Dr. William Hutton makes the case for the humanitarian treatment of the treatment espoused in the title of his A Brief for the Sterilization of the Feeble-Minded (1936). "It would be unjust and anti-social to withhold the privilege of sterilization from the victims of mental disorders (the insanities)..."(emphasis mine). He dives into the deep-end of the sterilization issue, making the cse for dealing with the "blind, deaf-mutes, haemophilicacs and brachydactyly (deformed fingers)" in the same manner.
Of course the Nazis performed all manner of sterilizations before 1939 and before they started to simply exterminate entire populations of who they considered to be human beings unworthy of life. The eugenics people didn't want to kill people--they just wanted to take away all of their reproductive rights, forever.
As it turns out, the list of the types of people who were subject to enforced, state-organized sterilization got a little shadow-y around the edges, enough so that prisoners or mental patients accused of "moral terpitude" could include, say, poor women forced into prostitution. The lateral motion of these sorts of issue were decided by different state agencies--in New Jersey for example it was the Board of Examiners of the Feeble-Minded; in Indiana, it was a board of "eugenics experts" (who were to be paid no more than $3 per case).
The reach of sterilizations varied by state--some states did not have any laws regarding enforced sterilizations, though most did--the reach of the practice varied from state to state as well, some (like New York) reaching beyond the state penal institutions, mental hospitals and "homes for the feeble-minded", and then right down into reform schools for boys and girls (with Michigan looking into industrial schools as well). Some states--like Kansas--reached across these lines into the lives of epileptics; Michigan did not hunt for epileptics but did so for "imbeciles". Oregon seemed to cast the widest net, including the "feeble-minded, insane, epiletpic, habitual criminals, moral degenerates, and sexual perverts" found in any institution maintained at the public's expense who condition was found to be "inadvisable for procreation". Maine on the other hand simply included "other forms of mental disease".

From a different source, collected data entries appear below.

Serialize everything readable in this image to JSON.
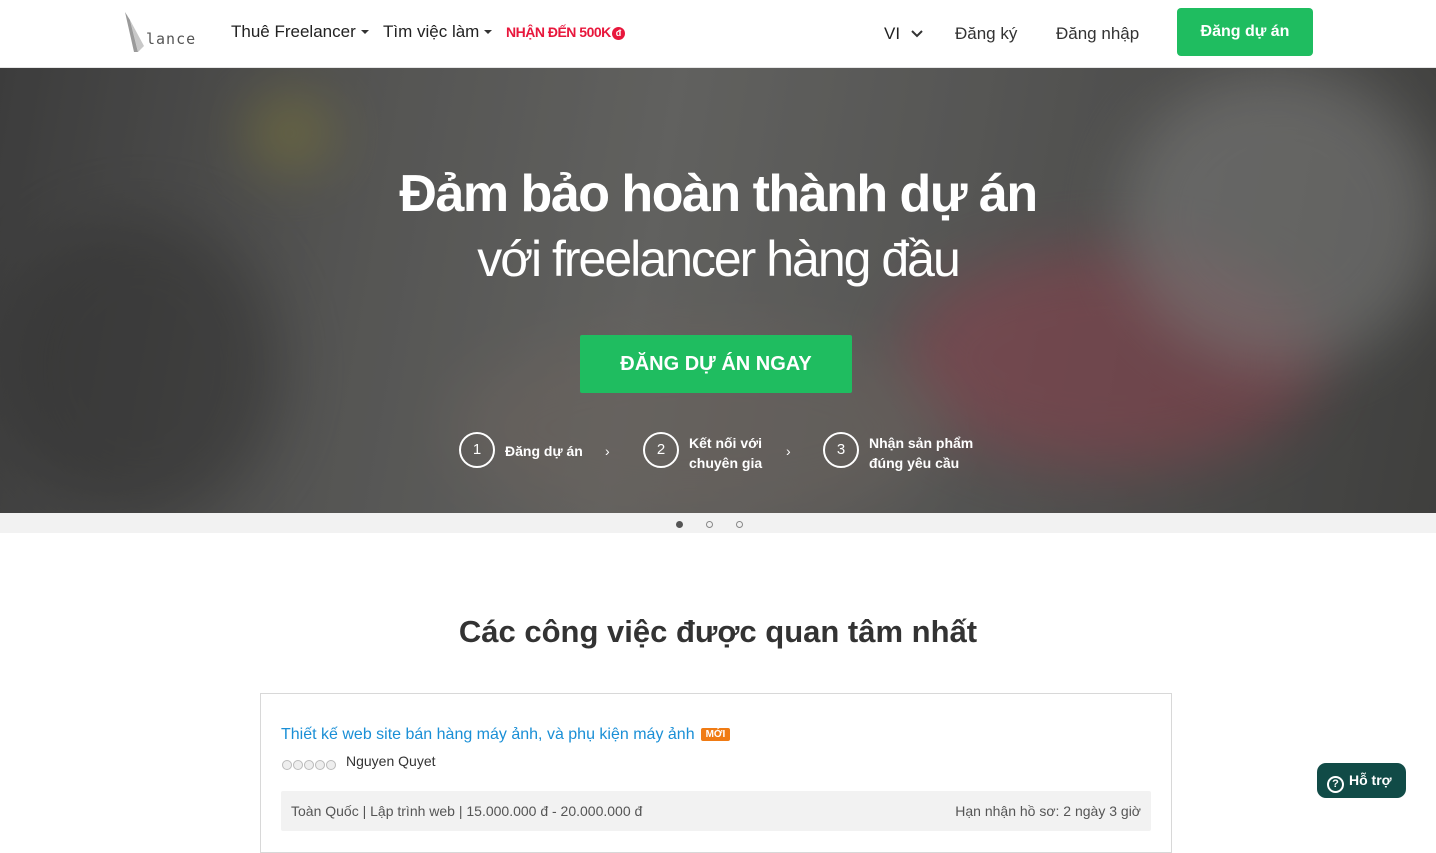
{
  "header": {
    "logo_text": "lance",
    "nav": [
      {
        "label": "Thuê Freelancer"
      },
      {
        "label": "Tìm việc làm"
      }
    ],
    "promo": "NHẬN ĐẾN 500K",
    "promo_coin": "đ",
    "lang": "VI",
    "register": "Đăng ký",
    "login": "Đăng nhập",
    "post_project": "Đăng dự án",
    "accent_color": "#1fbd60",
    "promo_color": "#e8173c"
  },
  "hero": {
    "title": "Đảm bảo hoàn thành dự án",
    "subtitle": "với freelancer hàng đầu",
    "cta": "ĐĂNG DỰ ÁN NGAY",
    "steps": [
      {
        "num": "1",
        "line1": "Đăng dự án",
        "line2": ""
      },
      {
        "num": "2",
        "line1": "Kết nối với",
        "line2": "chuyên gia"
      },
      {
        "num": "3",
        "line1": "Nhận sản phẩm",
        "line2": "đúng yêu cầu"
      }
    ],
    "arrow": "›",
    "slide_active": 1,
    "slide_count": 3
  },
  "jobs": {
    "section_title": "Các công việc được quan tâm nhất",
    "items": [
      {
        "title": "Thiết kế web site bán hàng máy ảnh, và phụ kiện máy ảnh",
        "badge": "MỚI",
        "owner": "Nguyen Quyet",
        "rating": 0,
        "meta": "Toàn Quốc | Lập trình web | 15.000.000 đ - 20.000.000 đ",
        "deadline": "Hạn nhận hồ sơ: 2 ngày 3 giờ"
      }
    ]
  },
  "support": {
    "icon": "?",
    "label": "Hỗ trợ"
  }
}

By 1933 state-sponsored sterilizations of these classes of people reached the following totals:
And so it almost ends, the story of sterilization growing weak and stale by World War II, exhausted and failing under its own exhaustion and failure. The sterilization of sterilization really begins with the Supreme Court Decision of 1942, the Court finding unanimously that (in Skinner v Oklahoma) that Mr. Skinner's--a chicken thief--right were being violated when faced with castration. Justice William O. Douglas wrote: "[S]trict scrutiny of the classification which a State makes in a sterilization law is essential, lest unwittingly, or otherwise, invidious discriminations are made against groups or types of individuals in violation of the constitutional guaranty of just and equal laws."The practice continued with less abandon and more restrictive uses into the Nixon administration, which even as late as 1970 increased Medicaid funding for sterilizations, a weirdly appropriated funding that seemed to dramatically increase the sterilization of poor blacks. Forced sterilization breathed its last in Oregon in 1981.